Tuesday , 18 June 2024

Should Gold Be In A Diversified Portfolio?

Gold is becoming more and more acceptable in the investment community andhow-to-value-and-invest-in-gold especially since interest rates have approached zero and in some countries even gone negative. Until recently no portfolio manager would have mentioned gold and even less recommended it…[but now] the investment profession is starting to discover the liquidity trap and acknowledge the value of cash and, more specifically, gold and its place in a diversified portfolio.

A guest post by Dan Popescu (GoldBroker.net) which has been slightly edited ([ ]) and abridged (…) to provide a faster and easier read.

…Gold, as a percentage of global financial assets in 2015, represented only 0.58% vs 2.74% in the ‘80s and 5.00% in the ‘60s [see table below].


Gold as a percentage of global assets


In 2015 the central banks of the world had 14.09% of their international reserves in gold (see chart below)…with the U.S. and the Eurozone  well above a historically considered prudent level of 10% in a balanced investment portfolio at 74.9% and 55.9% respectively…
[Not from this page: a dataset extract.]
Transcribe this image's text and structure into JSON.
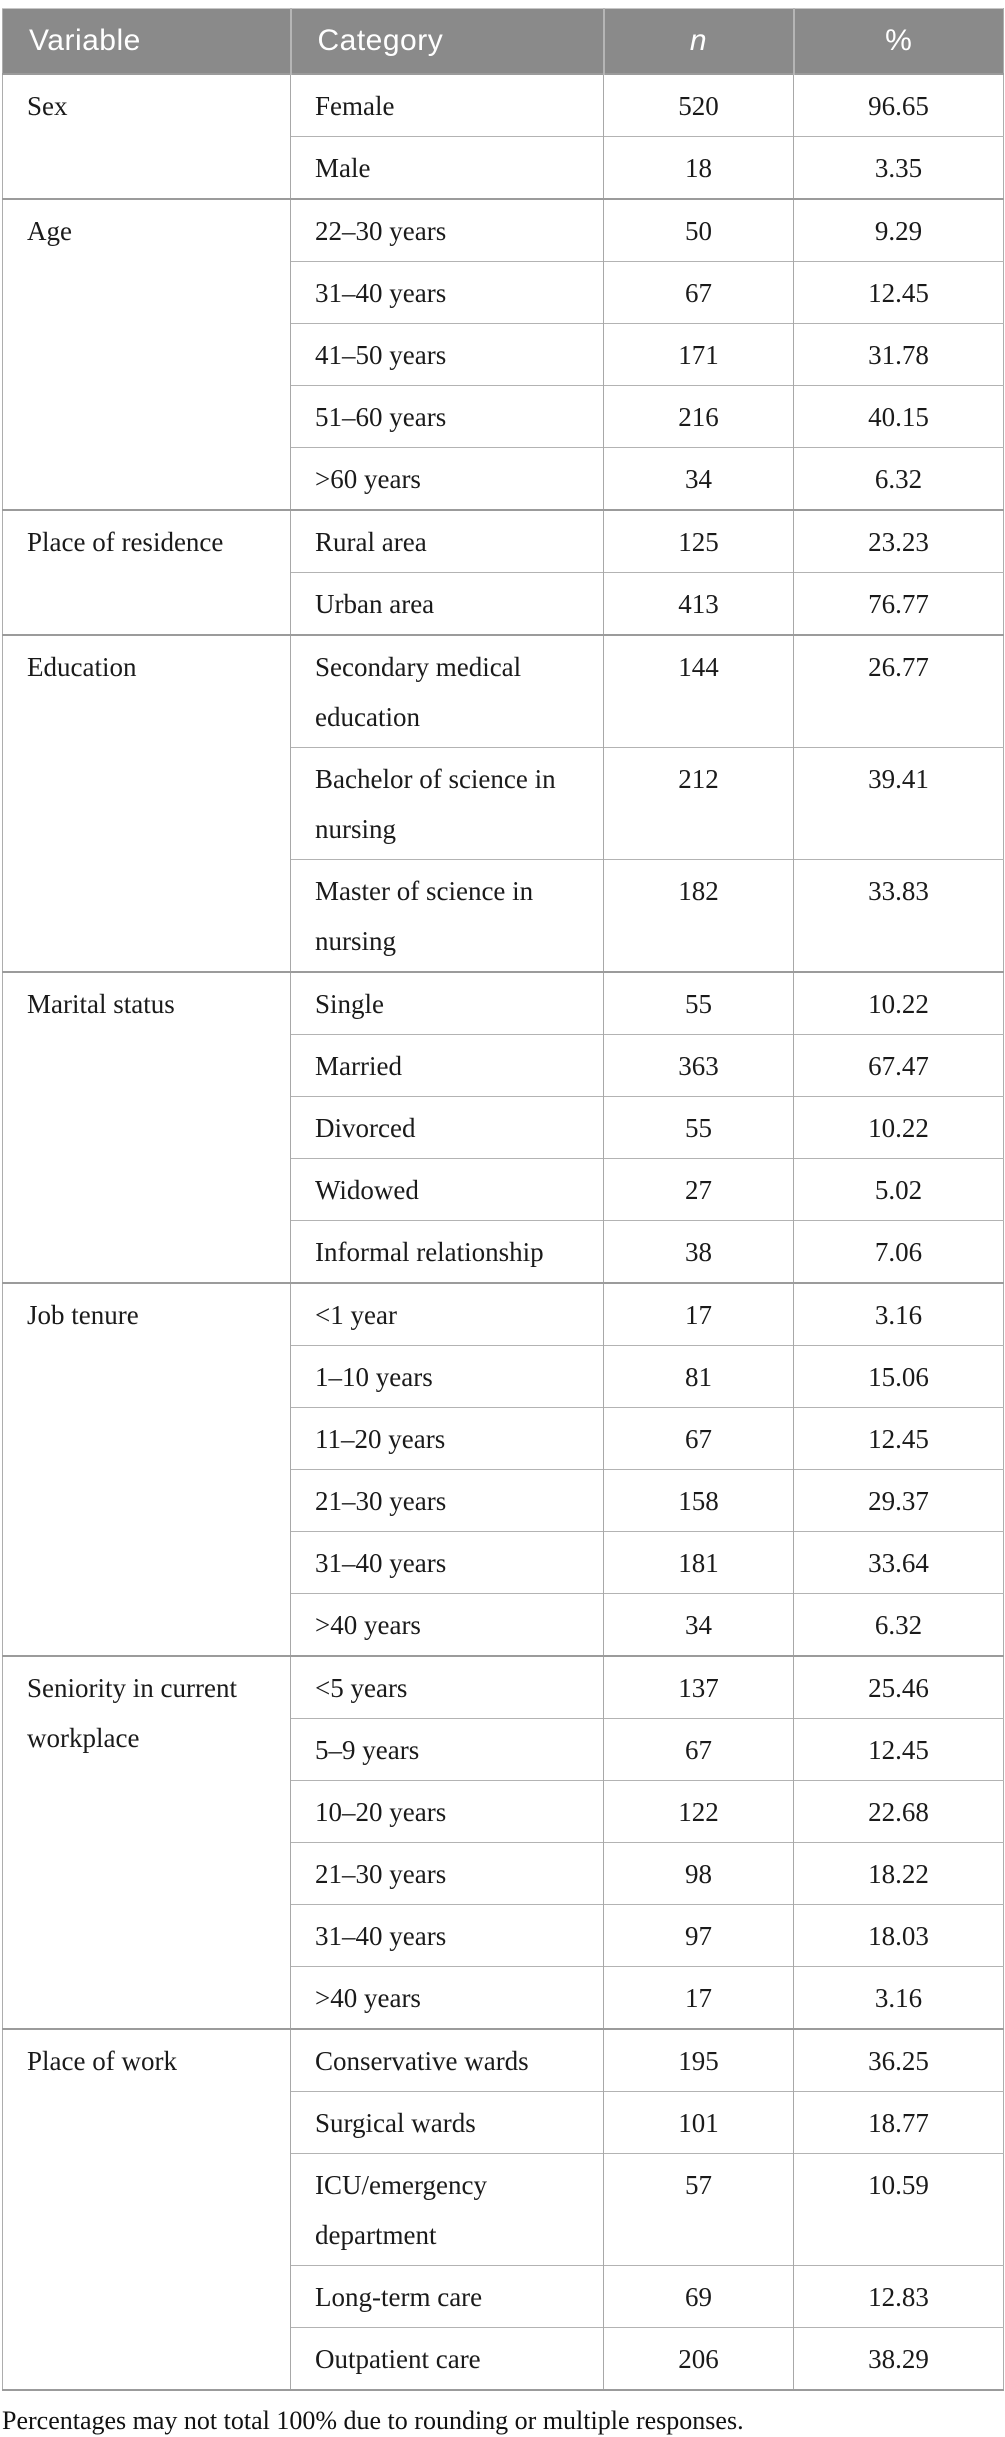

Currency composition of official foreign exchange reserves including gold


In a recent (May 11, 2016) interview Solita Marcelli, from JPMorgan Private Bank, said, “Central banks may consider diversifying their reserves [as they anticipate] negative rates on existing holdings,” and, “Gold is a great portfolio hedge in an environment where the world government bonds are yielding at historically low levels.” She also added that, “Gold is looking more and more attractive every single day … As a non-yielding asset, it has a minimal storage cost, so when you compare it to negative-yielding assets, it actually has a positive carry.”…

Below I created a table with all the IMF countries with gold reserves below 10%… The major developed countries are in red and the developing countries are in black.


Countries with less than 10 percent official gold reserves

In a May 3rd, 2016 article Kenneth Rogoff, former chief economist of the IMF and Professor of Economics and Public Policy at Harvard University, recommended that developing countries and, more specifically, China, increase their gold reserves above 10%…[saying:] “there is a case to be made that gold is an extremely low-risk asset with average real returns comparable to very short-term debt and, because gold is a highly liquid asset – a key criterion for a reserve asset – central banks can afford to look past its short-term volatility to longer-run average returns.”

Gold, after being denigrated for years by the investment and economic profession as a worthless and useless rock (not even a metal), to hear an eminent economist (not from the Austrian School of economics which are supposed to be “American far-right crackpots“) calling gold “extremely low-risk asset” and “highly liquid asset” is quite a surprise.

Why would…[Rogoff say such a thing] and why now? Author Jim Rickards of The New Case for Gold speculates in his latest newsletter Strategic Intelligence, that what Mr. Rogoff wants is to push the price of gold up and, in so doing, create inflation by having the IMF and emerging markets do the dirty work so the U.S. Congress and the taxpayers wouldn’t know where the inflation is coming from. I think he is right….

If Kenneth Rogoff’s recommendation is reiterated by other well-known personalities it will give credibility and acceptance by central banks in general to increase their gold reserves, ridicule Bank of Canada’s decision to sell all its gold reserves, and encourage the investment management community to do the same, creating a stampede on gold as in the ‘70s. The major players in the official gold reserves sector that could follow Mr. Rogoff’s advice are already major buyers of gold: China, India, Iran and Saudi Arabia. Russia is already above that level at 15% and is continuing to increase its gold reserves at a fast pace.

Mr. Rogoff doesn’t mention developed countries but I would not be surprised if some would do it too. I am thinking of the UK, Switzerland and Canada who, in recent years, have been quite anti-gold. Economists like Mr. Rogoff can give public officials the needed cover to reverse their decision.

In an interview I did in 2014 with Marc Faber, editor of the The Gloom, Boom & Doom Report, he told me to “be your own central bank and buy gold”. I think this is excellent advice. The 10% Mr. Rogoff recommends for developing countries’ central banks is also a good allocation, more or less, for individuals, depending on their personal circumstances.